In a recent decision, Great Northern Ins. Co. v. Honeywell Int’l, Inc., 2018 Minn. LEXIS 236, the Supreme Court of Minnesota addressed two important legal questions: (1) did the “machinery and equipment” exception to Minnesota’s statute of repose for improvements to real property allow the plaintiff to bring claims against the manufacturer of a component part used in a home’s heat-recovery ventilator; and (2) did the defendant have a post-sale duty to warn the plaintiff? In answering the first question, the court clarified the meaning of the term “machinery” as used in Minnesota’s statute of repose. In answering the second question, the court adopted a test to apply to determine the circumstances under which a defendant in a product’s chain of distribution has a post-sale duty to warn.

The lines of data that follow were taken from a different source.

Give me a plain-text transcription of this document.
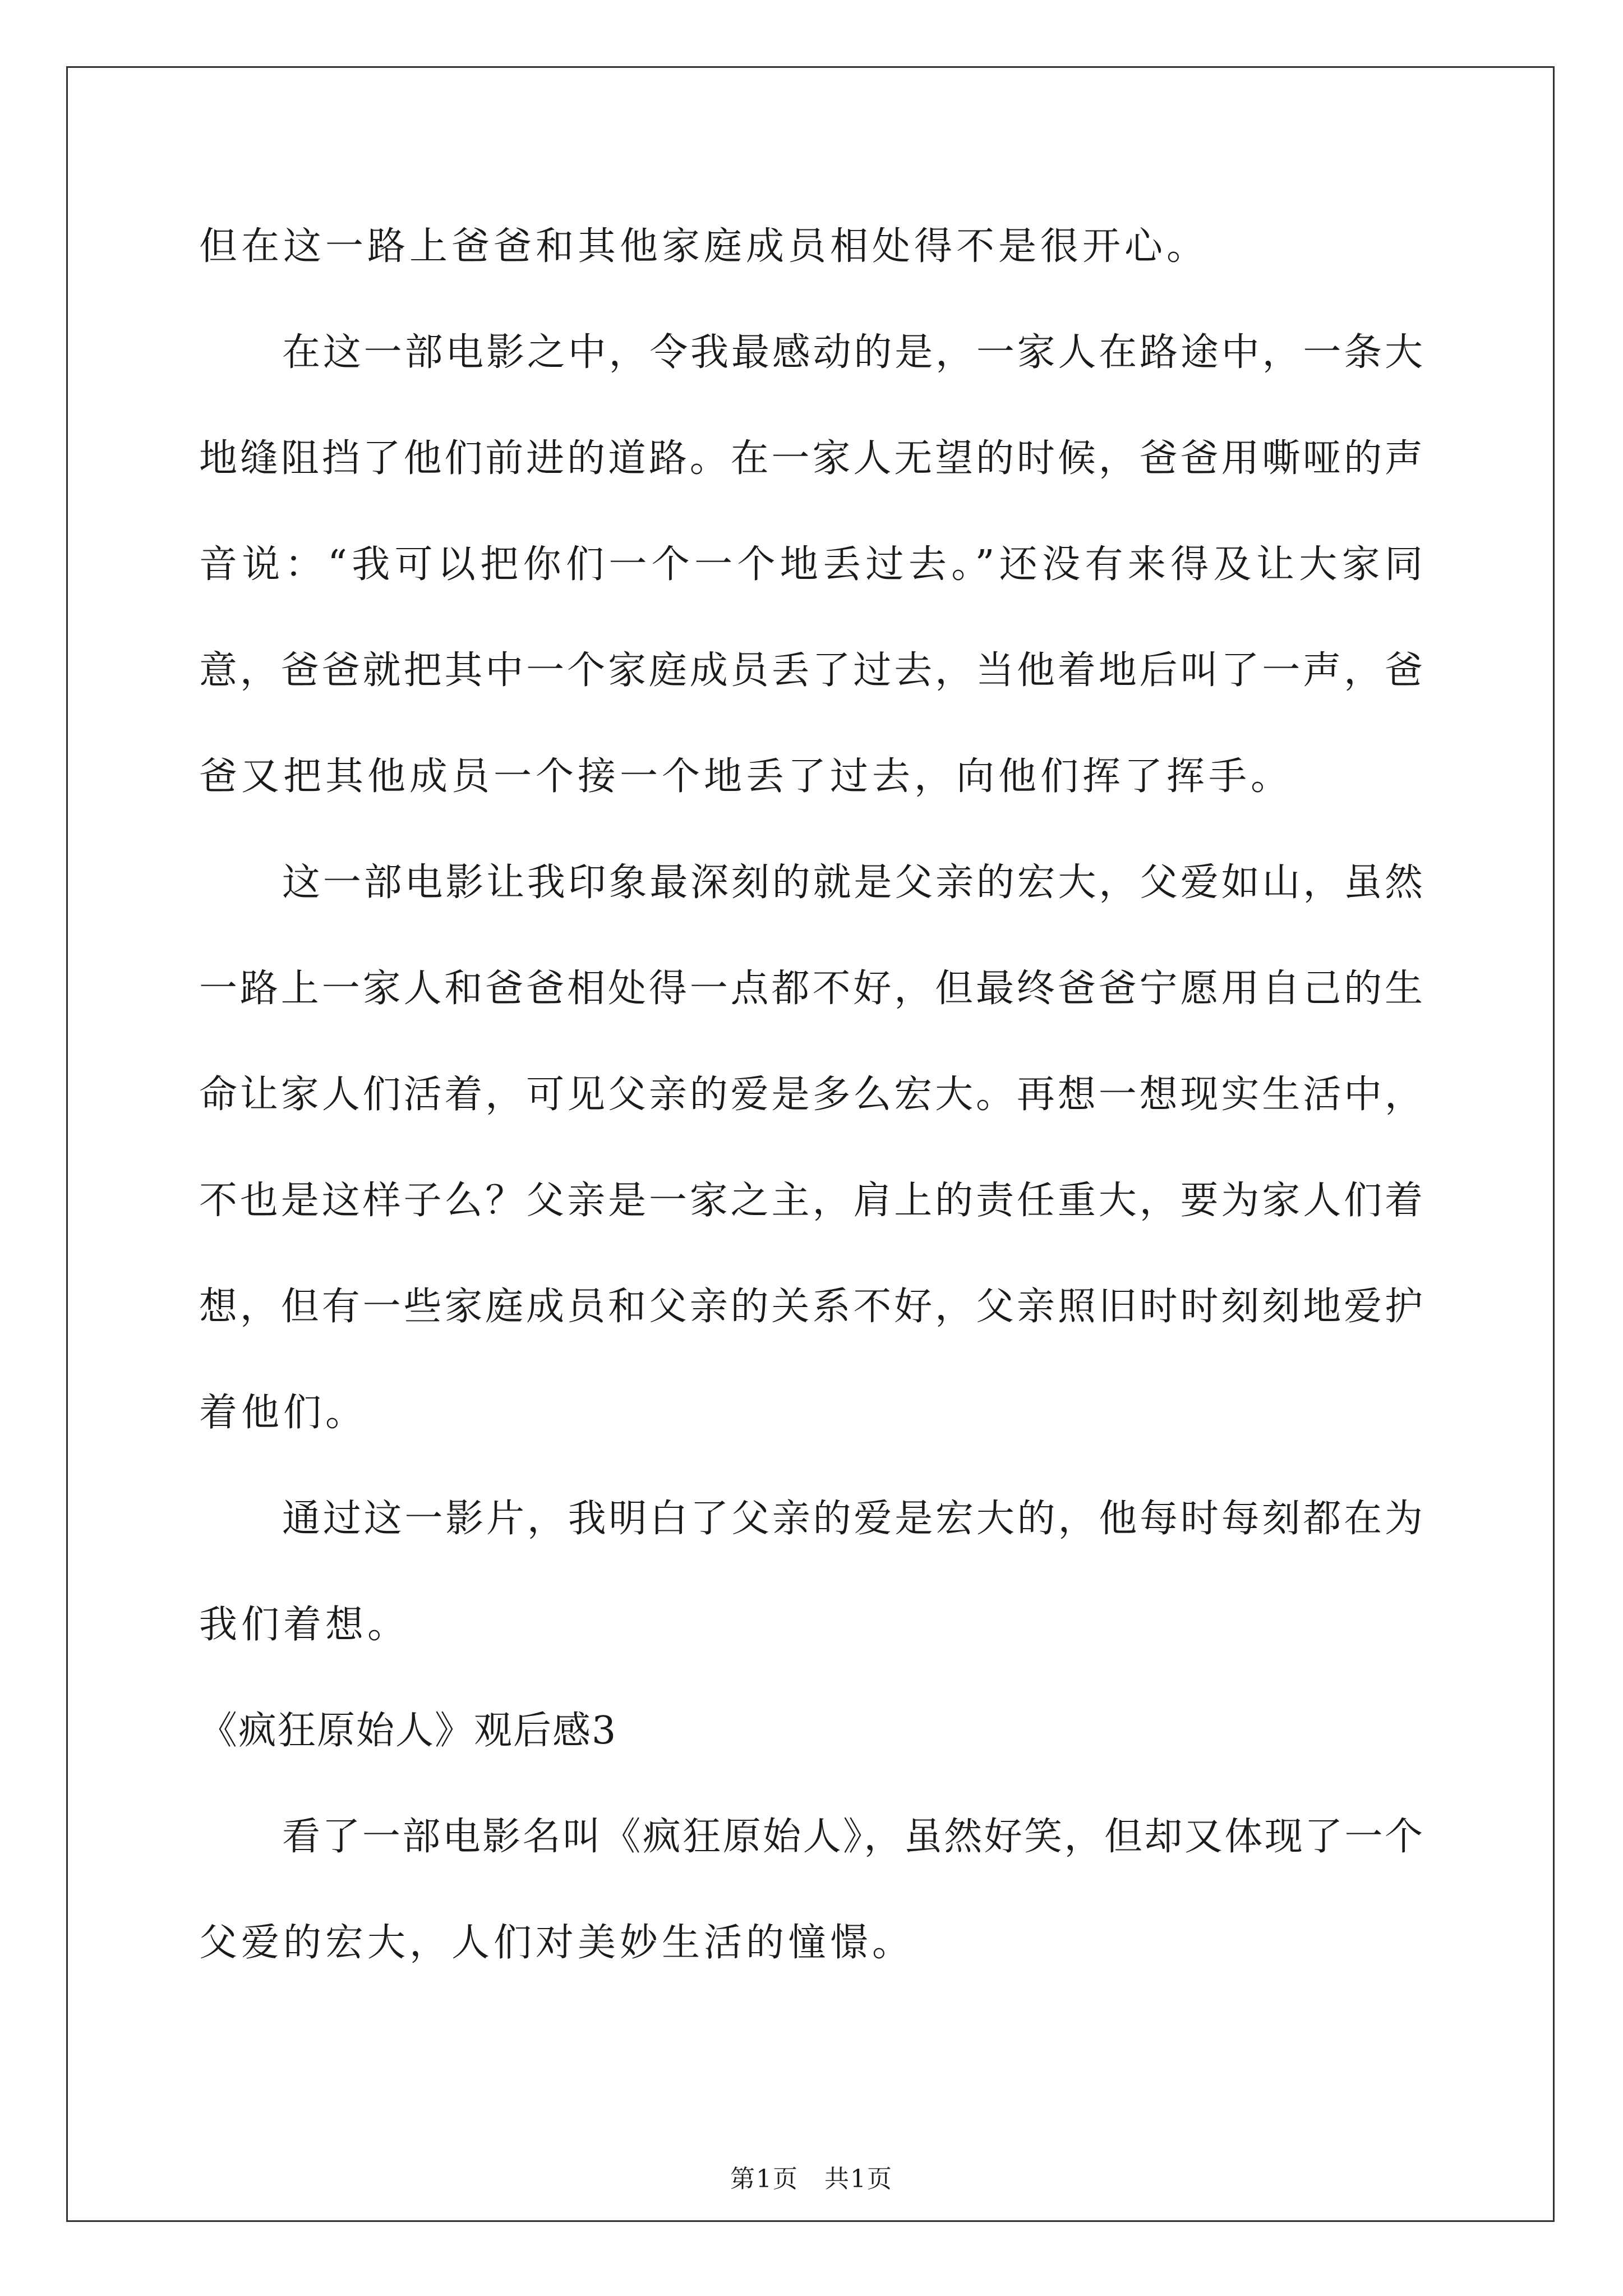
但在这一路上爸爸和其他家庭成员相处得不是很开心。
在这一部电影之中，令我最感动的是，一家人在路途中，一条大
地缝阻挡了他们前进的道路。在一家人无望的时候，爸爸用嘶哑的声
音说：“我可以把你们一个一个地丢过去。”还没有来得及让大家同
意，爸爸就把其中一个家庭成员丢了过去，当他着地后叫了一声，爸
爸又把其他成员一个接一个地丢了过去，向他们挥了挥手。
这一部电影让我印象最深刻的就是父亲的宏大，父爱如山，虽然
一路上一家人和爸爸相处得一点都不好，但最终爸爸宁愿用自己的生
命让家人们活着，可见父亲的爱是多么宏大。再想一想现实生活中，
不也是这样子么？父亲是一家之主，肩上的责任重大，要为家人们着
想，但有一些家庭成员和父亲的关系不好，父亲照旧时时刻刻地爱护
着他们。
通过这一影片，我明白了父亲的爱是宏大的，他每时每刻都在为
我们着想。
《疯狂原始人》观后感3
看了一部电影名叫《疯狂原始人》，虽然好笑，但却又体现了一个
父爱的宏大，人们对美妙生活的憧憬。
第1页　共1页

This case arises from a fire at the home of Scott and Leah Rued, who were insured by Great Northern Insurance Company. The fire occurred in May of 2012, approximately 16 years after the home’s original construction. As a result of the fire, Great Northern filed suit against the manufacturers of the HVAC system’s component parts, including the motor manufacturer for the HVAC’s heat-recovery ventilator, McMillan Electric. The district court dismissed the case against McMillan Electric as it found that: (1) Minnesota’s 10-year statute of repose applied; and (2) McMillian Electric did not have a post-sale duty to warn the plaintiff.
Statute of Repose
In the United States, almost all states have adopted a statute of repose in connection with improvements to real property. Similar to a statute of limitations, a statute of repose imposes a time limitation within which a plaintiff has to file suit. However, a statute of repose is different from a statute of limitations in that it can start to run even before the plaintiff’s claim arises. Accordingly, a plaintiff’s claim may be barred by a statute of repose before the plaintiff is even aware of the latent construction defect giving rise to the claim.
In Minnesota, there is a 10-year statute of repose for claims brought in connection with an improvement to real property. Although the statute applies to the materials used for the improvement, under subsection (e) of the statute there is an exception for any “equipment or machinery installed upon the property.” In looking at the plain meaning of the term “machinery,” the court concluded that, because it “transmitted mechanical energy,” the heat-recovery ventilator containing McMillan Electric’s motor was machinery. Thus, the court held that the exception applied and exempted the plaintiff’s product liability, breach of warranty and negligence claims against McMillan Electric from the statute of repose.
Post-Sale Failure to Warn
In discussing whether the defendant owed the plaintiff a post-sale duty to warn, the court recognized that one method for pursuing a product defect claim against parties in the product’s chain of distribution, such as the product’s designers, manufacturers, distributors and sellers, is to establish that the defendant failed to warn the plaintiff of safety hazards. Although Minnesota’s Supreme Court previously concluded there may be a duty to warn of a safety hazard discovered after the time of sale, it had yet to define when such a duty exists.
To establish when a duty exists, the court adopted the test set forth in Section 10 of the Restatement (Third) of Products Liability. Under the court’s adopted test, a defendant has a post-sale duty to warn of product defects when all four of the following factors exist:
(1) The seller knows or reasonably should know that the product poses a substantial risk of harm to persons or property; and
(2) those to whom a warning might be provided can be identified and can reasonably be assumed to be unaware of the risk of harm; and
(3) a warning can be effectively communicated to and acted on by those to whom a warning might be provided; and
(4) the risk of harm is sufficiently great to justify the burden of providing a warning.
However, in applying the factors to the facts at issue, the court determined that, because the McMillan Electric’s motors were incorporated into the Nutech ventilators and then sold by both Nutech and Honeywell to other companies and people, McMillan Electric was not adequately situated to reasonably predict where and by whom the ventilators containing the motors would be purchased or used. Accordingly, the court concluded that McMillan Electric had no post-sale duty to warn.
This case is a good reminder to review a statute of repose for any possible exception that may apply to your case. Also, when dealing with a product claim in Minnesota, under the right circumstances, you may have a viable post-sale failure-to-warn claim.